Comic-Couch Rezension vonMai 2022

Story

Bewegend, einfühlsam und immer wieder mit einer aufmunternden Portion Humor. Maria Scrivan beweist ein gutes Gespür, was die Themen Selbstzweifel und Umgang mit toxischen Freundschaften betrifft.

Zeichnung

Die junge Zielgruppe wird begeistert sein. Charmante Hauptfiguren und kräftige Farben.

Lost and Found

Guten Morgen, liebe Sorgen…

Die Schule kann ein hartes Pflaster sein. In ungeschriebenen Regeln steht geschrieben, wer zu den Außenseitern gehört, wer zu den „coolen“ Kids zählt und wer das Glück hat, irgendwo zwischen beiden Gruppen in der Mittelmäßigkeit zu verschwinden. Festgelegt von denen, die sich selber für etwas Besseres halten und dies großspurig mit der Welt teilen. Gehört man zur erstgenannten Gruppe, bekommt man schnell einen unsichtbaren Stempel aufgedrückt, der sich schnell zu einer sehr wohl sichtbaren Zielscheibe manifestiert, die man offen zur Schau trägt und nur auf den nächsten Volltreffer wartet. Das kann zu einem täglichen Spießrutenlauf werden, bei dem unbedachte Querschläger beim Startschuss des Pausengongs auch schnell mal ihr Ziel verfehlen können und dorthin treffen, wo es am meisten schmerzt: mitten ins Herz. Mobbing und Ausgrenzung sind keine Kavaliersdelikte. Worte können derart viel anrichten, dass sie nicht nur nagende Selbstzweifel auslösen, sondern sogar krank machen. Zu dick, zu dünn, zu groß, zu klein. Zu dumm, zu talentfrei, zu unsportlich. Nicht die richtigen Klamotten, falsche Frisur, zu armes Elternhaus. Angriffsflächen finden sich wie Sand am Meer, wenn man diese denn unbedingt sucht. Getarnt unter einem meterdicken Mantel aus Oberflächlichkeit und Arroganz, wird die eigene Unsicherheit kaschiert. Schart man dann noch eine Horde leicht beeinflussbarer Anhängerinnen oder Anhänger um sich, die lieber unterwürfig im Schatten stehen als sich selbst ins Kreuzfeuer zu stellen, findet sich der geborene Anführer, welcher in dreißig Jahren beim Klassentreffen nach ein paar Kurzen von seinen drei Scheidungen und seinem Alkoholproblem plaudert. Erfolg wird nicht in die Wiege gelegt und Respekt ist keine Einbahnstraße. Plumpe Kalendersprüche? Vielleicht… aber die Großmäuler von gestern sind die Heulsusen von morgen.

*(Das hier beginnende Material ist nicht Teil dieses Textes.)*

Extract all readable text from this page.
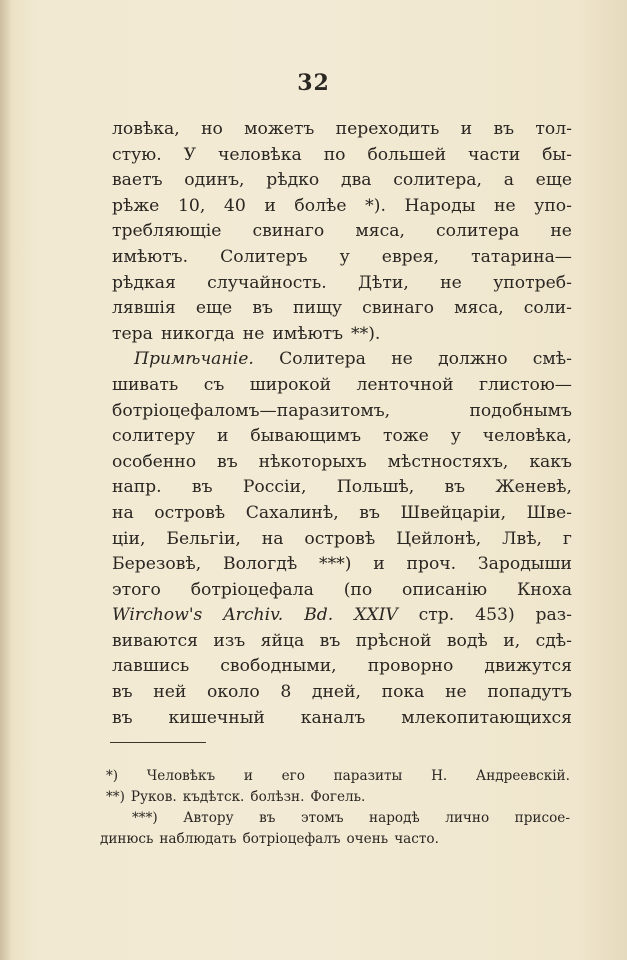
32
ловѣка, но можетъ переходить и въ тол-
стую. У человѣка по большей части бы-
ваетъ одинъ, рѣдко два солитера, а еще
рѣже 10, 40 и болѣе *). Народы не упо-
требляющіе свинаго мяса, солитера не
имѣютъ. Солитеръ у еврея, татарина—
рѣдкая случайность. Дѣти, не употреб-
лявшія еще въ пищу свинаго мяса, соли-
тера никогда не имѣютъ **).
Примѣчаніе. Солитера не должно смѣ-
шивать съ широкой ленточной глистою—
ботріоцефаломъ—паразитомъ,	подобнымъ
солитеру и бывающимъ тоже у человѣка,
особенно въ нѣкоторыхъ мѣстностяхъ, какъ
напр. въ Россіи, Польшѣ, въ Женевѣ,
на островѣ Сахалинѣ, въ Швейцаріи, Шве-
ціи, Бельгіи, на островѣ Цейлонѣ, Лвѣ, г
Березовѣ, Вологдѣ ***) и проч. Зародыши
этого ботріоцефала (по описанію Кноха
Wirchow's Archiv. Bd. XXIV стр. 453) раз-
виваются изъ яйца въ прѣсной водѣ и, сдѣ-
лавшись свободными, проворно движутся
въ ней около 8 дней, пока не попадутъ
въ кишечный каналъ млекопитающихся
*) Человѣкъ и его паразиты Н. Андреевскій.
**) Руков. къдѣтск. болѣзн. Фогель.
***) Автору въ этомъ народѣ лично присое-
динюсь наблюдать ботріоцефалъ очень часто.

Natalie ist ein Mädchen, das ihr Licht selbst unter den Scheffel stellt. Bisher brauchte es keine Außenstehenden, die ihr sagten, dass sie nicht cool genug, nicht stylish genug oder talentfrei in allem war, worin sie sich versuchte. Nein, das erledigt sie schon selber. Aber immerhin hat sie Lily. Ihre beste Freundin. Der Fels in der Brandung, mit dem sie durch dick und dünn gehen kann… besser gesagt konnte. Im letzten Sommer ist Lily mit ihren Eltern umgezogen, ans andere Ende der Stadt. Seitdem hat sie nur noch wenig Zeit für Natalie. Eigentlich hat sie überhaupt keine Zeit mehr für sie und wimmelt sie ab, wo es nur geht. Natalie kann sich den Wandel nicht erklären, zumal nichts zwischen den Freundinnen vorgefallen ist. Insgeheim hofft sie - eigentlich ist sie sogar felsenfest davon überzeugt -, dass mit Start des neuen Schuljahres an einer neuen, größeren Schule alles wieder beim Alten ist. Doch schon der erste Tag verpasst dem Mädchen einen ordentlichen Dämpfer. Lily hängt mit dem scheinbar coolsten Mädchen der Schule ab. Eines dieser Sorte, wie man sie auf stylishen Magazin-Covern findet. Für Lily ist Natalie nur noch Luft. Und als wenn das nicht schon genug wäre, folgt eine verbale Demütigung auf die andere. Obwohl jeder Annäherungsversuch seitens Natalie mit einem Tiefschlag abgeblockt wird, legt sie sich ins Zeug, um Lily zurückzugewinnen. Selbst als sie die sympathischen Mitschülerinnen Zoe und Flo kennenlernt, ist Natalie noch auf ihre abweisende Ex-Freundin fixiert. Es dauert eine Zeit, bis sie sich die beherzten und liebenswerten Worte der beiden Mädchen zu Herzen nimmt und erkennt, was Freundschaft wirklich ausmacht. Und tatsächlich findet Natalie noch eine Fähigkeit, mit der sie wirklich glänzen kann und ungeahnt über sich hinauswächst…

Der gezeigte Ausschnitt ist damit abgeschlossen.